NSIS silent install path is unpredictable. We tried /D=C:\DaslabDesktop to control the install directory. It didn't work through Git Bash. We let NSIS install to the default location and find the exe with a search:
APP_EXE=$(find "$LOCALAPPDATA" "$PROGRAMFILES" -name "Daslab Desktop.exe" 2>/dev/null | head -1)connectOverCDP succeeds but contexts()[0].pages() is empty. You have to reconnect until a page appears.

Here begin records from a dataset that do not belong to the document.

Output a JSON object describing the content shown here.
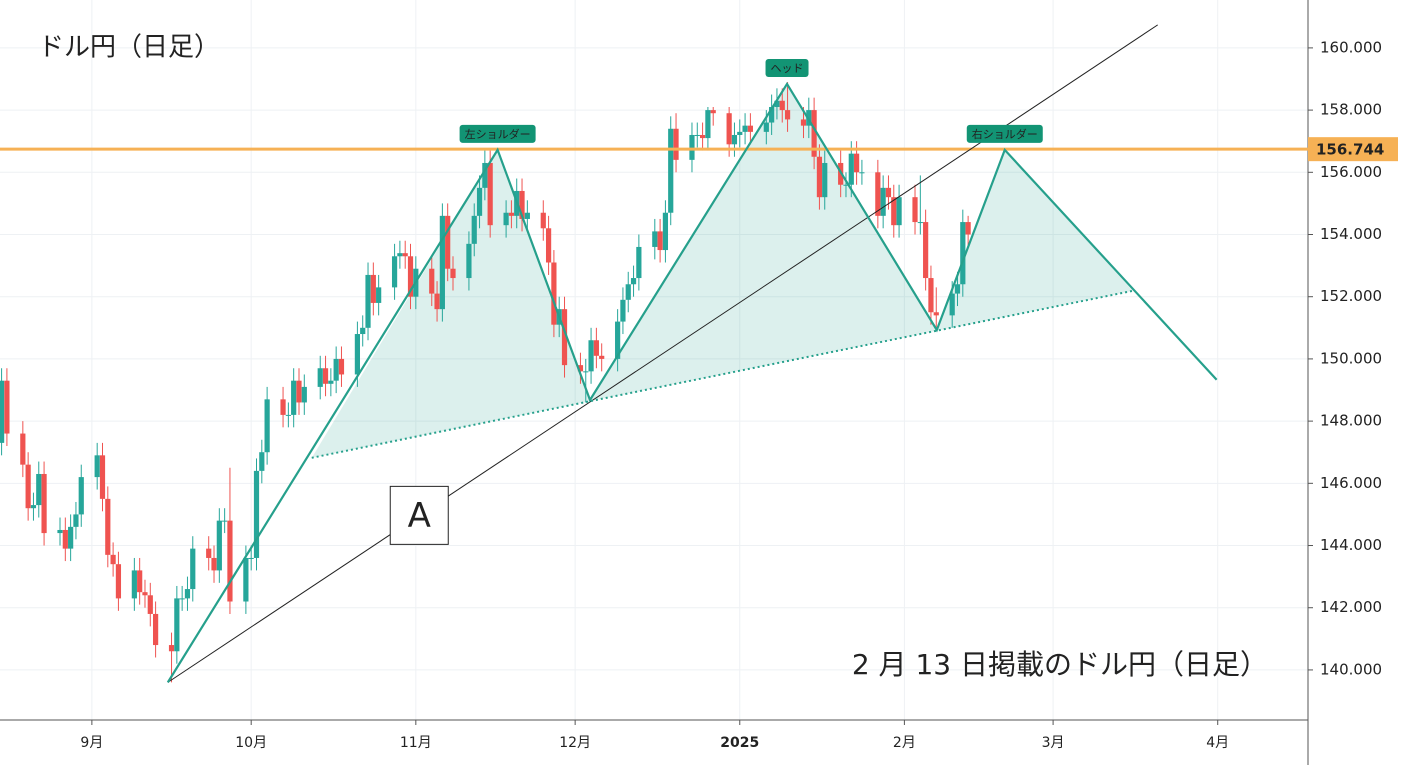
{
  "chart_data": {
    "type": "candlestick",
    "title": "ドル円（日足）",
    "caption": "2 月 13 日掲載のドル円（日足）",
    "up_color": "#26a69a",
    "down_color": "#ef5350",
    "x": [
      14,
      15,
      18,
      19,
      20,
      21,
      22,
      25,
      26,
      27,
      28,
      29,
      32,
      33,
      34,
      35,
      36,
      39,
      40,
      41,
      42,
      43,
      46,
      47,
      48,
      49,
      50,
      53,
      54,
      55,
      56,
      57,
      60,
      61,
      62,
      63,
      64,
      67,
      68,
      69,
      70,
      71,
      74,
      75,
      76,
      77,
      78,
      81,
      82,
      83,
      84,
      85,
      88,
      89,
      90,
      91,
      92,
      95,
      96,
      97,
      98,
      99,
      102,
      103,
      104,
      105,
      106,
      109,
      110,
      111,
      112,
      113,
      116,
      117,
      118,
      119,
      120,
      123,
      124,
      125,
      126,
      127,
      130,
      131,
      132,
      133,
      134,
      137,
      138,
      139,
      140,
      141,
      144,
      145,
      146,
      147,
      148,
      151,
      152,
      153,
      154,
      155,
      158,
      159,
      160,
      161,
      162,
      165,
      166,
      167,
      168,
      169,
      172,
      173,
      174,
      175,
      176,
      179,
      180,
      181,
      182,
      183,
      186,
      187,
      188,
      189,
      190,
      193,
      194,
      195,
      196
    ],
    "open": [
      147.3,
      149.3,
      147.6,
      146.6,
      145.2,
      145.3,
      146.3,
      144.4,
      144.5,
      143.9,
      144.6,
      145.0,
      146.2,
      146.9,
      145.5,
      143.7,
      143.4,
      142.3,
      143.2,
      142.5,
      142.4,
      141.8,
      140.8,
      140.6,
      142.3,
      142.3,
      142.6,
      143.9,
      143.6,
      143.2,
      144.8,
      144.8,
      142.2,
      143.6,
      143.6,
      146.4,
      147.0,
      148.7,
      148.2,
      148.2,
      149.3,
      148.6,
      149.1,
      149.7,
      149.2,
      149.3,
      150.0,
      149.5,
      150.8,
      151.0,
      152.7,
      151.8,
      152.3,
      153.3,
      153.4,
      153.3,
      152.0,
      152.9,
      152.1,
      151.6,
      154.6,
      152.9,
      152.6,
      153.7,
      154.6,
      155.5,
      156.3,
      154.3,
      154.7,
      154.6,
      155.4,
      154.5,
      154.7,
      154.2,
      153.1,
      151.1,
      151.6,
      149.8,
      149.6,
      149.6,
      150.6,
      150.1,
      150.0,
      151.2,
      151.9,
      152.4,
      152.6,
      153.6,
      154.1,
      153.5,
      154.7,
      157.4,
      156.4,
      157.2,
      157.2,
      157.1,
      158.0,
      157.9,
      156.9,
      157.2,
      157.3,
      157.5,
      157.3,
      157.6,
      158.1,
      158.3,
      158.0,
      157.7,
      157.5,
      158.0,
      156.5,
      155.2,
      156.3,
      155.6,
      155.6,
      156.6,
      156.0,
      156.0,
      154.6,
      155.5,
      155.2,
      154.3,
      155.2,
      154.4,
      154.4,
      152.6,
      151.5,
      151.4,
      152.1,
      152.4,
      154.4
    ],
    "high": [
      149.7,
      149.7,
      148.0,
      147.0,
      145.7,
      146.7,
      146.7,
      144.9,
      144.9,
      145.0,
      145.4,
      146.6,
      147.3,
      147.3,
      145.9,
      144.1,
      143.8,
      143.6,
      143.6,
      142.9,
      142.8,
      142.2,
      141.2,
      142.7,
      142.7,
      143.0,
      144.3,
      144.3,
      144.0,
      145.2,
      145.2,
      146.5,
      144.0,
      144.0,
      146.8,
      147.4,
      149.1,
      149.1,
      148.6,
      149.7,
      149.7,
      149.5,
      150.1,
      150.1,
      149.7,
      150.4,
      150.4,
      151.2,
      151.4,
      153.1,
      153.1,
      152.7,
      153.7,
      153.8,
      153.8,
      153.7,
      153.3,
      153.3,
      152.5,
      155.0,
      155.0,
      153.3,
      154.1,
      155.0,
      155.9,
      156.7,
      156.7,
      155.1,
      155.1,
      155.8,
      155.8,
      155.1,
      155.1,
      154.6,
      153.5,
      152.0,
      152.0,
      150.2,
      150.0,
      151.0,
      151.0,
      150.5,
      151.6,
      152.3,
      152.8,
      153.0,
      154.0,
      154.5,
      154.5,
      155.1,
      157.8,
      157.9,
      157.6,
      157.6,
      157.6,
      158.1,
      158.1,
      158.1,
      157.6,
      157.7,
      157.9,
      157.9,
      158.0,
      158.5,
      158.7,
      158.7,
      158.9,
      158.1,
      158.4,
      158.4,
      156.9,
      156.7,
      156.7,
      156.0,
      157.0,
      157.0,
      156.4,
      156.4,
      155.9,
      155.9,
      155.6,
      155.6,
      155.6,
      155.9,
      154.8,
      153.0,
      152.3,
      152.5,
      152.8,
      154.8,
      154.6
    ],
    "low": [
      146.9,
      147.2,
      146.2,
      144.8,
      144.8,
      144.9,
      144.0,
      144.0,
      143.5,
      143.5,
      144.2,
      144.6,
      145.8,
      145.1,
      143.3,
      143.0,
      141.9,
      141.9,
      142.1,
      142.0,
      141.4,
      140.4,
      139.6,
      140.2,
      141.9,
      141.9,
      142.2,
      143.2,
      142.8,
      142.8,
      144.4,
      141.8,
      141.8,
      143.2,
      143.2,
      146.0,
      146.6,
      147.8,
      147.8,
      147.8,
      148.2,
      148.2,
      148.7,
      148.8,
      148.8,
      148.9,
      149.1,
      149.1,
      150.4,
      150.6,
      151.4,
      151.4,
      151.9,
      152.9,
      152.9,
      151.6,
      151.6,
      151.7,
      151.2,
      151.2,
      152.5,
      152.2,
      152.2,
      153.3,
      154.2,
      155.1,
      153.9,
      153.9,
      154.2,
      154.2,
      154.1,
      154.1,
      153.8,
      152.7,
      150.7,
      150.7,
      149.4,
      149.2,
      148.6,
      149.2,
      149.7,
      149.6,
      149.6,
      150.8,
      151.5,
      152.0,
      152.2,
      153.2,
      153.1,
      153.1,
      154.3,
      156.0,
      156.0,
      156.8,
      156.7,
      156.7,
      157.5,
      156.5,
      156.5,
      156.8,
      156.9,
      156.9,
      156.9,
      157.2,
      157.7,
      157.6,
      157.3,
      157.1,
      157.1,
      156.1,
      154.8,
      154.8,
      155.2,
      155.2,
      155.2,
      155.6,
      155.6,
      154.2,
      154.2,
      154.8,
      153.9,
      153.9,
      154.0,
      154.0,
      152.2,
      151.1,
      151.0,
      151.0,
      151.7,
      152.0,
      153.6
    ],
    "close": [
      149.3,
      147.6,
      146.6,
      145.2,
      145.3,
      146.3,
      144.4,
      144.5,
      143.9,
      144.6,
      145.0,
      146.2,
      146.9,
      145.5,
      143.7,
      143.4,
      142.3,
      143.2,
      142.5,
      142.4,
      141.8,
      140.8,
      140.6,
      142.3,
      142.3,
      142.6,
      143.9,
      143.6,
      143.2,
      144.8,
      144.8,
      142.2,
      143.6,
      143.6,
      146.4,
      147.0,
      148.7,
      148.2,
      148.2,
      149.3,
      148.6,
      149.1,
      149.7,
      149.2,
      149.3,
      150.0,
      149.5,
      150.8,
      151.0,
      152.7,
      151.8,
      152.3,
      153.3,
      153.4,
      153.3,
      152.0,
      152.9,
      152.1,
      151.6,
      154.6,
      152.9,
      152.6,
      153.7,
      154.6,
      155.5,
      156.3,
      154.3,
      154.7,
      154.6,
      155.4,
      154.5,
      154.7,
      154.2,
      153.1,
      151.1,
      151.6,
      149.8,
      149.6,
      149.6,
      150.6,
      150.1,
      150.0,
      151.2,
      151.9,
      152.4,
      152.6,
      153.6,
      154.1,
      153.5,
      154.7,
      157.4,
      156.4,
      157.2,
      157.2,
      157.1,
      158.0,
      157.9,
      156.9,
      157.2,
      157.3,
      157.5,
      157.3,
      157.6,
      158.1,
      158.3,
      158.0,
      157.7,
      157.5,
      158.0,
      156.5,
      155.2,
      156.3,
      155.6,
      155.6,
      156.6,
      156.0,
      156.0,
      154.6,
      155.5,
      155.2,
      154.3,
      155.2,
      154.4,
      154.4,
      152.6,
      151.5,
      151.4,
      152.1,
      152.4,
      154.4,
      154.0
    ],
    "xlim": [
      13.7,
      260
    ],
    "ylim": [
      138.39,
      161.54
    ],
    "grid": true,
    "xticks": [
      {
        "value": 31,
        "label": "9月"
      },
      {
        "value": 61,
        "label": "10月"
      },
      {
        "value": 92,
        "label": "11月"
      },
      {
        "value": 122,
        "label": "12月"
      },
      {
        "value": 153,
        "label": "2025"
      },
      {
        "value": 184,
        "label": "2月"
      },
      {
        "value": 212,
        "label": "3月"
      },
      {
        "value": 243,
        "label": "4月"
      }
    ],
    "yticks": [
      {
        "value": 140,
        "label": "140.000"
      },
      {
        "value": 142,
        "label": "142.000"
      },
      {
        "value": 144,
        "label": "144.000"
      },
      {
        "value": 146,
        "label": "146.000"
      },
      {
        "value": 148,
        "label": "148.000"
      },
      {
        "value": 150,
        "label": "150.000"
      },
      {
        "value": 152,
        "label": "152.000"
      },
      {
        "value": 154,
        "label": "154.000"
      },
      {
        "value": 156,
        "label": "156.000"
      },
      {
        "value": 158,
        "label": "158.000"
      },
      {
        "value": 160,
        "label": "160.000"
      }
    ],
    "hline": {
      "value": 156.744,
      "color": "#f6b155"
    },
    "pattern": {
      "color": "#26a08c",
      "x": [
        45.3,
        107.4,
        124.8,
        161.9,
        190.1,
        202.9,
        242.8
      ],
      "y": [
        139.6,
        156.72,
        148.68,
        158.84,
        150.93,
        156.72,
        149.33
      ],
      "labels": [
        "左ショルダー",
        "ヘッド",
        "右ショルダー"
      ]
    },
    "neckline": {
      "x": [
        72.4,
        227.0
      ],
      "y": [
        146.82,
        152.19
      ]
    },
    "trendline": {
      "label": "A",
      "x": [
        45.3,
        231.7
      ],
      "y": [
        139.6,
        160.74
      ]
    }
  }
}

PowerShell screenshots need absolute paths. The working directory inside PowerShell differs from the Node process. We write a .ps1 file with the absolute output path and execute it.
The result
Every tag push now produces four artifacts: macOS app, Windows installer, Linux AppImage, and a windows-screenshots bundle with login, home, scene detail, and full desktop views. If the app breaks on Windows, we see it in the screenshots before any user does.
Total added CI time: ~2 minutes on top of the Windows build. Worth it for the confidence that the app actually works on a platform none of us use daily.
The full workflow is at .github/workflows/desktop.yml and the test script is at .github/scripts/windows-smoke-test.ts.